頭をかくと、その後ろへとまた着いていった。



§




ようやく辿り着いた、その先。

休日の人の居ない図書館。


長机が並ぶ自習室の中で、肩が触れる程近くに座る彼女に心臓が跳ねる。

浮ついた思考は、こんがらがって数学の計算式を間違えさせる。




「ねぇ。」


半日見慣れたピンクの服を着飾った彼女は肘をついて。

つまらなそうに正面・・から問いかけてくるその眼は自分ではなく隣を見ていた。



「あなた誰?」


隣を見る。

私服姿ではなく、夏服の制服に身を包んだ、衣替えも久しく見慣れ始めたその姿は麗しく。

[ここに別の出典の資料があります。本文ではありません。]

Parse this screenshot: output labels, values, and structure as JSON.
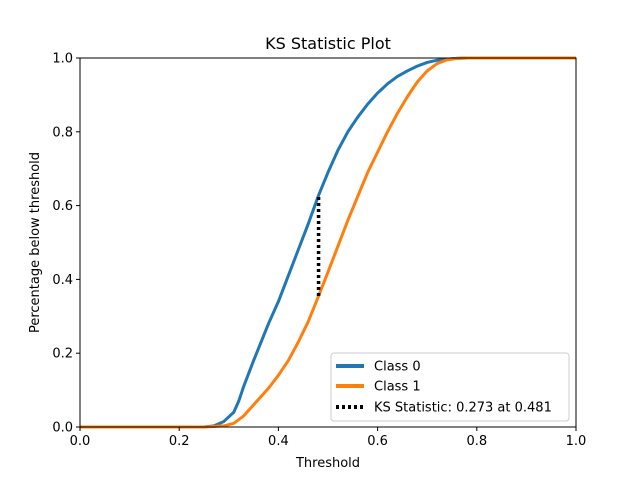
{
  "chart_data": {
    "type": "line",
    "title": "KS Statistic Plot",
    "xlabel": "Threshold",
    "ylabel": "Percentage below threshold",
    "xlim": [
      0.0,
      1.0
    ],
    "ylim": [
      0.0,
      1.0
    ],
    "xticks": [
      "0.0",
      "0.2",
      "0.4",
      "0.6",
      "0.8",
      "1.0"
    ],
    "yticks": [
      "0.0",
      "0.2",
      "0.4",
      "0.6",
      "0.8",
      "1.0"
    ],
    "grid": false,
    "legend_position": "lower-right",
    "series": [
      {
        "name": "Class 0",
        "color": "#1f77b4",
        "x": [
          0.0,
          0.25,
          0.27,
          0.29,
          0.31,
          0.32,
          0.33,
          0.35,
          0.38,
          0.4,
          0.42,
          0.44,
          0.46,
          0.481,
          0.5,
          0.52,
          0.54,
          0.56,
          0.58,
          0.6,
          0.62,
          0.64,
          0.66,
          0.68,
          0.7,
          0.72,
          0.74,
          0.76,
          0.78,
          0.8,
          1.0
        ],
        "values": [
          0.0,
          0.0,
          0.003,
          0.015,
          0.04,
          0.07,
          0.11,
          0.18,
          0.28,
          0.34,
          0.41,
          0.48,
          0.55,
          0.628,
          0.69,
          0.75,
          0.8,
          0.84,
          0.875,
          0.905,
          0.93,
          0.95,
          0.965,
          0.978,
          0.988,
          0.994,
          0.997,
          0.999,
          1.0,
          1.0,
          1.0
        ]
      },
      {
        "name": "Class 1",
        "color": "#ff7f0e",
        "x": [
          0.0,
          0.25,
          0.29,
          0.31,
          0.33,
          0.35,
          0.38,
          0.4,
          0.42,
          0.44,
          0.46,
          0.481,
          0.5,
          0.52,
          0.54,
          0.56,
          0.58,
          0.6,
          0.62,
          0.64,
          0.66,
          0.68,
          0.7,
          0.72,
          0.74,
          0.76,
          0.78,
          0.8,
          1.0
        ],
        "values": [
          0.0,
          0.0,
          0.003,
          0.01,
          0.03,
          0.06,
          0.105,
          0.14,
          0.18,
          0.23,
          0.285,
          0.355,
          0.42,
          0.49,
          0.56,
          0.625,
          0.69,
          0.745,
          0.8,
          0.85,
          0.895,
          0.935,
          0.965,
          0.985,
          0.995,
          0.999,
          1.0,
          1.0,
          1.0
        ]
      }
    ],
    "ks_line": {
      "name": "KS Statistic: 0.273 at 0.481",
      "x": 0.481,
      "y_low": 0.355,
      "y_high": 0.628,
      "color": "#000000"
    }
  }
}
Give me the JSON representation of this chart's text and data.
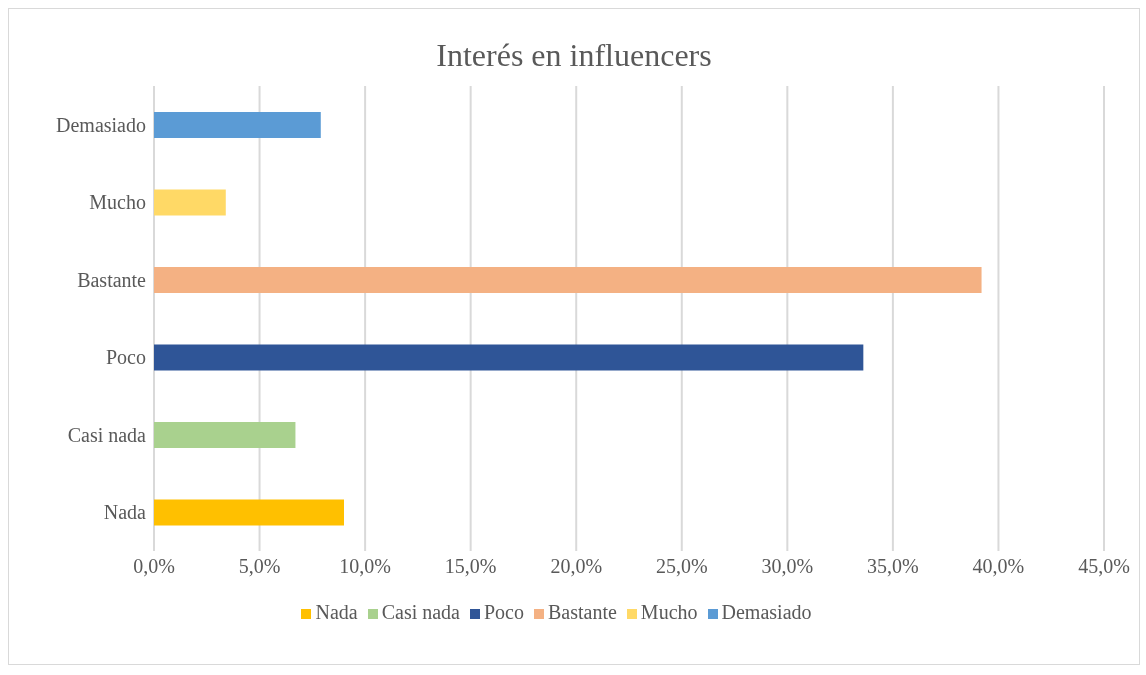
{
  "chart_data": {
    "type": "bar",
    "orientation": "horizontal",
    "stacked": true,
    "title": "Interés en influencers",
    "categories": [
      "Demasiado",
      "Mucho",
      "Bastante",
      "Poco",
      "Casi nada",
      "Nada"
    ],
    "series": [
      {
        "name": "Nada",
        "color": "#ffc000",
        "values": [
          null,
          null,
          null,
          null,
          null,
          9.0
        ]
      },
      {
        "name": "Casi nada",
        "color": "#a9d18e",
        "values": [
          null,
          null,
          null,
          null,
          6.7,
          null
        ]
      },
      {
        "name": "Poco",
        "color": "#2f5597",
        "values": [
          null,
          null,
          null,
          33.6,
          null,
          null
        ]
      },
      {
        "name": "Bastante",
        "color": "#f4b183",
        "values": [
          null,
          null,
          39.2,
          null,
          null,
          null
        ]
      },
      {
        "name": "Mucho",
        "color": "#ffd966",
        "values": [
          null,
          3.4,
          null,
          null,
          null,
          null
        ]
      },
      {
        "name": "Demasiado",
        "color": "#5b9bd5",
        "values": [
          7.9,
          null,
          null,
          null,
          null,
          null
        ]
      }
    ],
    "xlim": [
      0,
      45
    ],
    "xticks": [
      {
        "value": 0,
        "label": "0,0%"
      },
      {
        "value": 5,
        "label": "5,0%"
      },
      {
        "value": 10,
        "label": "10,0%"
      },
      {
        "value": 15,
        "label": "15,0%"
      },
      {
        "value": 20,
        "label": "20,0%"
      },
      {
        "value": 25,
        "label": "25,0%"
      },
      {
        "value": 30,
        "label": "30,0%"
      },
      {
        "value": 35,
        "label": "35,0%"
      },
      {
        "value": 40,
        "label": "40,0%"
      },
      {
        "value": 45,
        "label": "45,0%"
      }
    ],
    "grid": "x",
    "legend": "bottom"
  }
}
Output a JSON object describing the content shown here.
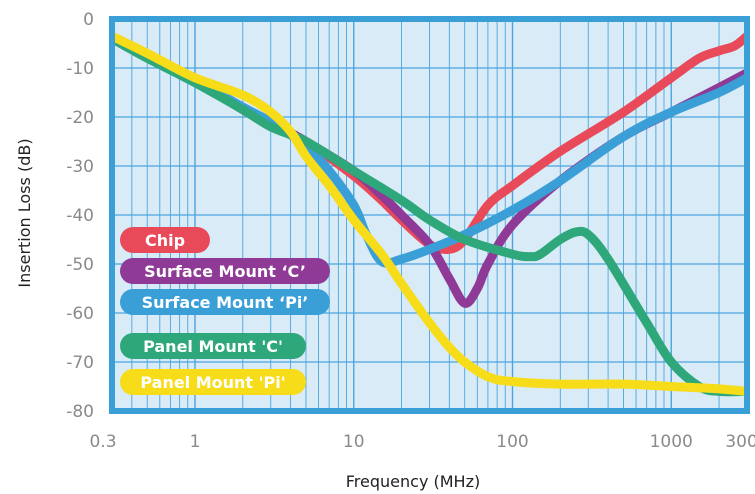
{
  "chart_data": {
    "type": "line",
    "title": "",
    "xlabel": "Frequency (MHz)",
    "ylabel": "Insertion Loss (dB)",
    "x_scale": "log",
    "xlim": [
      0.3,
      3000
    ],
    "ylim": [
      -80,
      0
    ],
    "x_tick_labels": [
      "0.3",
      "1",
      "10",
      "100",
      "1000",
      "3000"
    ],
    "x_tick_values": [
      0.3,
      1,
      10,
      100,
      1000,
      3000
    ],
    "y_tick_labels": [
      "0",
      "-10",
      "-20",
      "-30",
      "-40",
      "-50",
      "-60",
      "-70",
      "-80"
    ],
    "y_tick_values": [
      0,
      -10,
      -20,
      -30,
      -40,
      -50,
      -60,
      -70,
      -80
    ],
    "grid": true,
    "legend_position": "bottom-left",
    "colors": {
      "plot_background": "#d9ebf7",
      "frame": "#3a9fd6",
      "grid": "#4aa5de"
    },
    "series": [
      {
        "name": "Chip",
        "color": "#e84a5a",
        "x": [
          0.3,
          0.5,
          1,
          2,
          3,
          5,
          10,
          15,
          20,
          30,
          40,
          50,
          70,
          100,
          200,
          500,
          1000,
          1500,
          2000,
          2500,
          3000
        ],
        "y": [
          -4,
          -7.5,
          -12.5,
          -18.5,
          -21.5,
          -25,
          -32,
          -37,
          -41,
          -46,
          -47,
          -45,
          -38,
          -34,
          -27,
          -19,
          -12,
          -8,
          -6.5,
          -5.5,
          -3.5
        ]
      },
      {
        "name": "Surface Mount ‘C’",
        "color": "#8e3a96",
        "x": [
          0.3,
          0.5,
          1,
          2,
          3,
          5,
          10,
          15,
          20,
          30,
          40,
          50,
          60,
          70,
          100,
          200,
          500,
          1000,
          2000,
          3000
        ],
        "y": [
          -4,
          -7.5,
          -12.5,
          -18,
          -21,
          -25,
          -31,
          -36,
          -40,
          -46,
          -53,
          -58,
          -55,
          -50,
          -42,
          -33,
          -24,
          -19,
          -14,
          -11
        ]
      },
      {
        "name": "Surface Mount ‘Pi’",
        "color": "#3a9fd6",
        "x": [
          0.3,
          0.5,
          1,
          2,
          3,
          5,
          7,
          10,
          12,
          15,
          20,
          30,
          50,
          100,
          200,
          500,
          1000,
          2000,
          3000
        ],
        "y": [
          -4,
          -7.5,
          -12.5,
          -18,
          -21,
          -26,
          -31,
          -38,
          -44,
          -49.5,
          -49,
          -47,
          -44,
          -39,
          -33,
          -24,
          -19,
          -15,
          -12
        ]
      },
      {
        "name": "Panel Mount 'C'",
        "color": "#2ea87a",
        "x": [
          0.3,
          0.5,
          1,
          2,
          3,
          5,
          10,
          20,
          30,
          50,
          100,
          130,
          150,
          200,
          250,
          300,
          400,
          700,
          1000,
          1500,
          2000,
          3000
        ],
        "y": [
          -4,
          -8,
          -13,
          -18.5,
          -22,
          -25,
          -31,
          -37,
          -41,
          -45,
          -48,
          -48.5,
          -48,
          -45,
          -43.5,
          -44,
          -49,
          -62,
          -70,
          -75,
          -76,
          -76
        ]
      },
      {
        "name": "Panel Mount 'Pi'",
        "color": "#f7dc1a",
        "x": [
          0.3,
          0.5,
          1,
          2,
          3,
          4,
          5,
          7,
          10,
          15,
          20,
          30,
          40,
          50,
          70,
          100,
          200,
          500,
          1000,
          2000,
          3000
        ],
        "y": [
          -3.5,
          -7,
          -12,
          -15.5,
          -19,
          -23,
          -28,
          -34,
          -41,
          -48,
          -54,
          -62,
          -67,
          -70,
          -73,
          -74,
          -74.5,
          -74.5,
          -75,
          -75.5,
          -76
        ]
      }
    ]
  }
}
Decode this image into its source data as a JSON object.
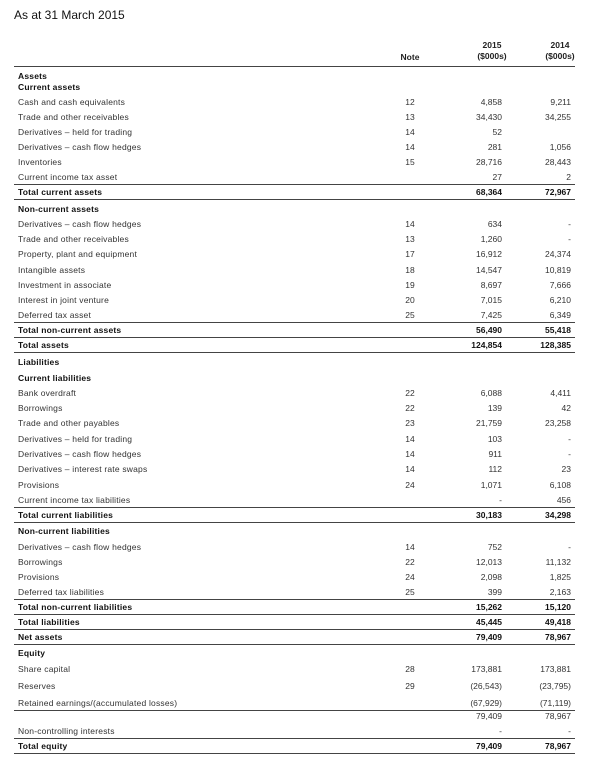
{
  "header": {
    "title": "As at 31 March 2015",
    "note": "Note",
    "current_year": "2015",
    "current_unit": "($000s)",
    "prior_year": "2014",
    "prior_unit": "($000s)"
  },
  "table": {
    "rows": [
      {
        "label": "Assets"
      },
      {
        "label": "Current assets"
      },
      {
        "label": "Cash and cash equivalents",
        "note": "12",
        "current": "4,858",
        "prior": "9,211"
      },
      {
        "label": "Trade and other receivables",
        "note": "13",
        "current": "34,430",
        "prior": "34,255"
      },
      {
        "label": "Derivatives – held for trading",
        "note": "14",
        "current": "52"
      },
      {
        "label": "Derivatives – cash flow hedges",
        "note": "14",
        "current": "281",
        "prior": "1,056"
      },
      {
        "label": "Inventories",
        "note": "15",
        "current": "28,716",
        "prior": "28,443"
      },
      {
        "label": "Current income tax asset",
        "current": "27",
        "prior": "2"
      },
      {
        "label": "Total current assets",
        "current": "68,364",
        "prior": "72,967"
      },
      {
        "label": "Non-current assets"
      },
      {
        "label": "Derivatives – cash flow hedges",
        "note": "14",
        "current": "634",
        "prior": "-"
      },
      {
        "label": "Trade and other receivables",
        "note": "13",
        "current": "1,260",
        "prior": "-"
      },
      {
        "label": "Property, plant and equipment",
        "note": "17",
        "current": "16,912",
        "prior": "24,374"
      },
      {
        "label": "Intangible assets",
        "note": "18",
        "current": "14,547",
        "prior": "10,819"
      },
      {
        "label": "Investment in associate",
        "note": "19",
        "current": "8,697",
        "prior": "7,666"
      },
      {
        "label": "Interest in joint venture",
        "note": "20",
        "current": "7,015",
        "prior": "6,210"
      },
      {
        "label": "Deferred tax asset",
        "note": "25",
        "current": "7,425",
        "prior": "6,349"
      },
      {
        "label": "Total non-current assets",
        "current": "56,490",
        "prior": "55,418"
      },
      {
        "label": "Total assets",
        "current": "124,854",
        "prior": "128,385"
      },
      {
        "label": "Liabilities"
      },
      {
        "label": "Current liabilities"
      },
      {
        "label": "Bank overdraft",
        "note": "22",
        "current": "6,088",
        "prior": "4,411"
      },
      {
        "label": "Borrowings",
        "note": "22",
        "current": "139",
        "prior": "42"
      },
      {
        "label": "Trade and other payables",
        "note": "23",
        "current": "21,759",
        "prior": "23,258"
      },
      {
        "label": "Derivatives – held for trading",
        "note": "14",
        "current": "103",
        "prior": "-"
      },
      {
        "label": "Derivatives – cash flow hedges",
        "note": "14",
        "current": "911",
        "prior": "-"
      },
      {
        "label": "Derivatives – interest rate swaps",
        "note": "14",
        "current": "112",
        "prior": "23"
      },
      {
        "label": "Provisions",
        "note": "24",
        "current": "1,071",
        "prior": "6,108"
      },
      {
        "label": "Current income tax liabilities",
        "current": "-",
        "prior": "456"
      },
      {
        "label": "Total current liabilities",
        "current": "30,183",
        "prior": "34,298"
      },
      {
        "label": "Non-current liabilities"
      },
      {
        "label": "Derivatives – cash flow hedges",
        "note": "14",
        "current": "752",
        "prior": "-"
      },
      {
        "label": "Borrowings",
        "note": "22",
        "current": "12,013",
        "prior": "11,132"
      },
      {
        "label": "Provisions",
        "note": "24",
        "current": "2,098",
        "prior": "1,825"
      },
      {
        "label": "Deferred tax liabilities",
        "note": "25",
        "current": "399",
        "prior": "2,163"
      },
      {
        "label": "Total non-current liabilities",
        "current": "15,262",
        "prior": "15,120"
      },
      {
        "label": "Total liabilities",
        "current": "45,445",
        "prior": "49,418"
      },
      {
        "label": "Net assets",
        "current": "79,409",
        "prior": "78,967"
      },
      {
        "label": "Equity"
      },
      {
        "label": "Share capital",
        "note": "28",
        "current": "173,881",
        "prior": "173,881"
      },
      {
        "label": "Reserves",
        "note": "29",
        "current": "(26,543)",
        "prior": "(23,795)"
      },
      {
        "label": "Retained earnings/(accumulated losses)",
        "current": "(67,929)",
        "prior": "(71,119)"
      },
      {
        "current": "79,409",
        "prior": "78,967"
      },
      {
        "label": "Non-controlling interests",
        "current": "-",
        "prior": "-"
      },
      {
        "label": "Total equity",
        "current": "79,409",
        "prior": "78,967"
      }
    ]
  }
}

眩しい肌の見えた腕の先、その手首にはターコイズの太い鎖のブレスレットが静かに音を鳴らす。



「…何か?」


いつもどおりに微笑んだその笑顔は、その声は。どこか攻撃性をはらんでいて。

ノイズのようなその感情が耳をざらつかせる。



「なんでそこに座ってるの。邪魔なんだけど。」


人の居ない、三人以外誰一人と人が居ない部屋の中。呼吸の音も聞こえるほど近くに座る彼女の袖が触れてはこすれて遠ざかる度に心は跳ねて、思考を鈍らせる。



「個室じゃないんですから、どこに座ってもいいでしょう。」


二人で話していたら急に隣へとやってきて椅子を近づけて座った彼女に、それに対して言葉から感情を消した目の前の彼女に、何をどうしたらいいのか分からずに教科書を開いてノートを見せる。




「…続き、やらなくていいのか。」


ペンを回して、明らかにこちらを見る彼女の目を見ることもなく教科書を指で叩く。